Yine hemen herkes bu görünür güzelliği ve manevi derinliği bir şekilde dile getirebilir. Ama galiba yapılacak en isabetli iş, bu fevkalâde fırsatlar mevsimini bu ümmetin efendisinden sevgili Peygamberimiz (sas)’den dinlemektir. Selman-ı Farisî (ra) şöyle rivayet etmektedir:  Rasülüllah (sas) bize Şaban ayının son günü bir hutbe irâd etti ve şöyle buyurdu:

 “Ey Müslümanlar! Büyük ve mübarek bir ayın gölgesi üzerinize düştü. Bu, içinde “bin aydan daha hayırlı olan” Kadir Gecesi’nin bulunduğu bir aydır. Bu ay, Allah Teâlâ’nın, gündüzlerinde orucu farz; gecelerinde teravih namazını nafile olarak meşru kıldığı (mübarek) bir aydır. Bu ayda kim bir hayır işlerse, başka zamanlarda bir farzı yerine getiren kimse gibi sevap kazanır. Bir farzı eda eden de, başka aylarda yetmiş farzı yerine getiren gibi sevap kazanır. Bu ay, sabır ayıdır. Sabrın karşılığı da cennettir. Bu ay, ihsan, yardım ve eşitlik ayıdır. Bu ay, müminin rızkının arttığı bir aydır. Kim bir oruçluyu iftar ettirirse bu, onun günahlarının bağışlanmasına ve cehennemden kurtulmasına sebep olur. İftar ettirdiği Müslüman’ın aldığı sevaptan bir şey eksilmeksizin onun kazandığı kadar da ayrıca sevap kazanır.” Ashab-ı Kiram şöyle dediler: “Bizim hepimiz bir oruçluyu iftar ettirecek imkâna sahip değildir.” Bunun üzerine Rasül-i Ekrem (sas): “Allah Teâlâ bu sevabı bir oruçluyu bir hurma veya bir yudum su ya da bir içim süt ile iftar ettirene de verir.” buyurduktan sonra hutbesine şöyle devam etti: “Bu ay, evveli rahmet, ortası mağfiret, sonu cehennemden kurtuluş olan bir aydır. Kim (bu ayda) emri altındakilerin yükünü hafifletirse, Allah onu bağışlar ve cehennemden azat eder. Bu ayda dört şeyi çok yapınız. Bunların ikisi ile rabbinizi hoşnut edersiniz; ikisinden de zaten uzak kalamazsınız. Rabbinizi hoşnut edecek iki işiniz; lâ ilâhe illallah diyerek Allah’ın birliğine şehâdet etmeniz ve bağışlanma/mağfiret dilemenizdir. Uzak kalamayacağınız öteki iki şeye gelince, onlar da Allah’tan cenneti isteyip, cehennemden kurtulmayı dilemenizdir. Kim bir oruçluyu doyuracak olursa, Allah onu benim havuzumdan sulayacak o da cennete girinceye kadar bir daha susuzluk çekmeyecektir.”
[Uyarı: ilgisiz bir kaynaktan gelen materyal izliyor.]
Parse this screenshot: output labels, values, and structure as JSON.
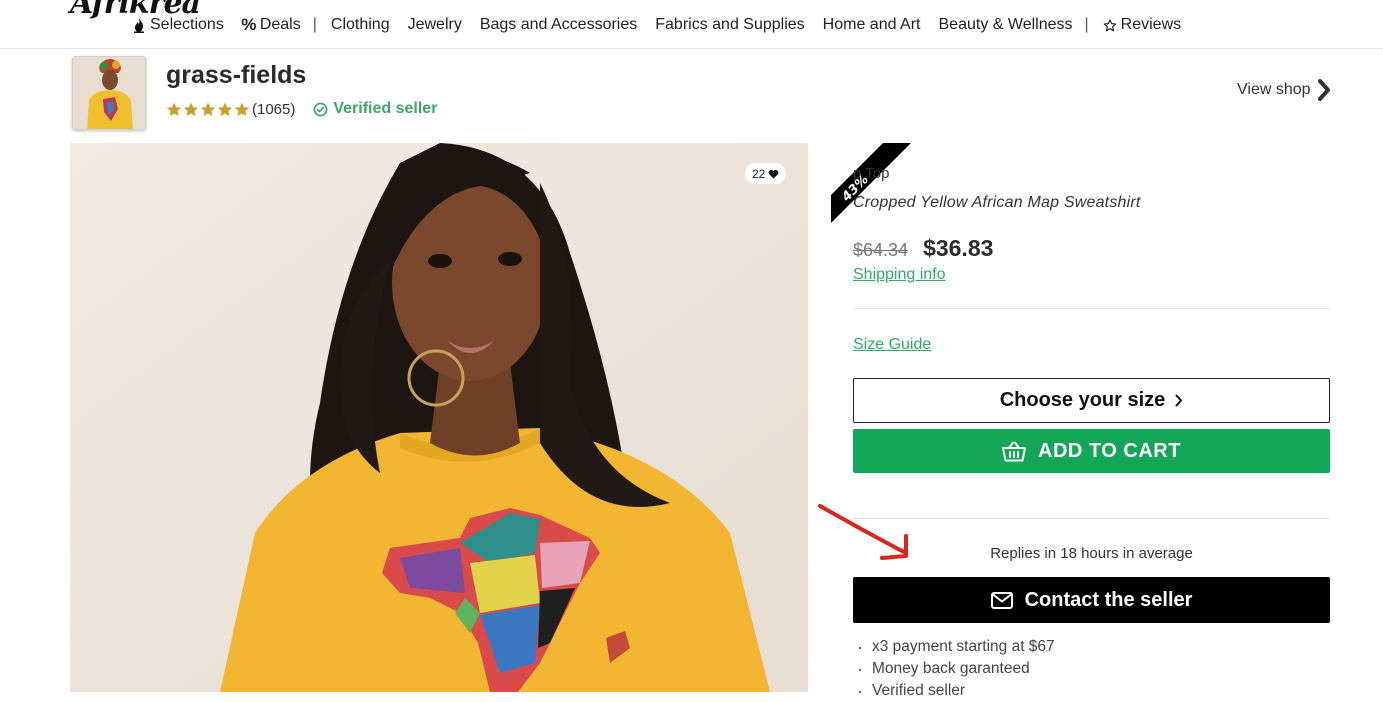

Peygamber Efendimiz (sas) hutbesinde Ramazan-ı şerifin, müminlerin fert ve toplum hayatları, dünya ve ahirette kendilerine kazandıracağı neticeler açısından ne denli büyük bir fırsat olduğunu açıklamakta; hiçbir ayırım yapmaksızın tüm müminler için geçerli büyük müjdeler vermektedir. Bunlardan biri: “Bu ay, evveli rahmet, ortası mağfiret, sonu cehennemden kurtuluş olan bir aydır.” müjdesidir.

Bir aylık sürede üçte birlik dilimlerle bu üç büyük nimete kavuşabilme imkânına sahip olduğumuzu bilmek herhalde son derece etkileyici bir iyileşme teşvikidir. Ramazandaki bu rahmet, mağfiret ve kurtuluş sağanağından toplumun bütün kesimlerinin yararlanabilmesi için yönetim ve emir yetkisi bulunanlara yönelik olarak Peygamber Efendimiz (sas)’in öngördüğü tedbir de son derece dikkat çekici ve uyarıcıdır:

 “Kim (bu ayda) emri altındakilerin yükünü hafifletirse, Allah onu bağışlar ve cehennemden azat eder.”

Hz. Peygamber (sas)’in bu beyanı, toplum kesimlerinin ve bireylerin rahmet-bereket-mağfiret mevsiminden yararlanma yol ve yöntemlerinin farklı farklı olabileceğini göstermektedir. Emir verme, iş yaptırma mevkiinde olanların, emirleri altındakilerin yükünü hafifletmek suretiyle kurtuluşa erebilecekleri açıkça hatırlatılmıştır.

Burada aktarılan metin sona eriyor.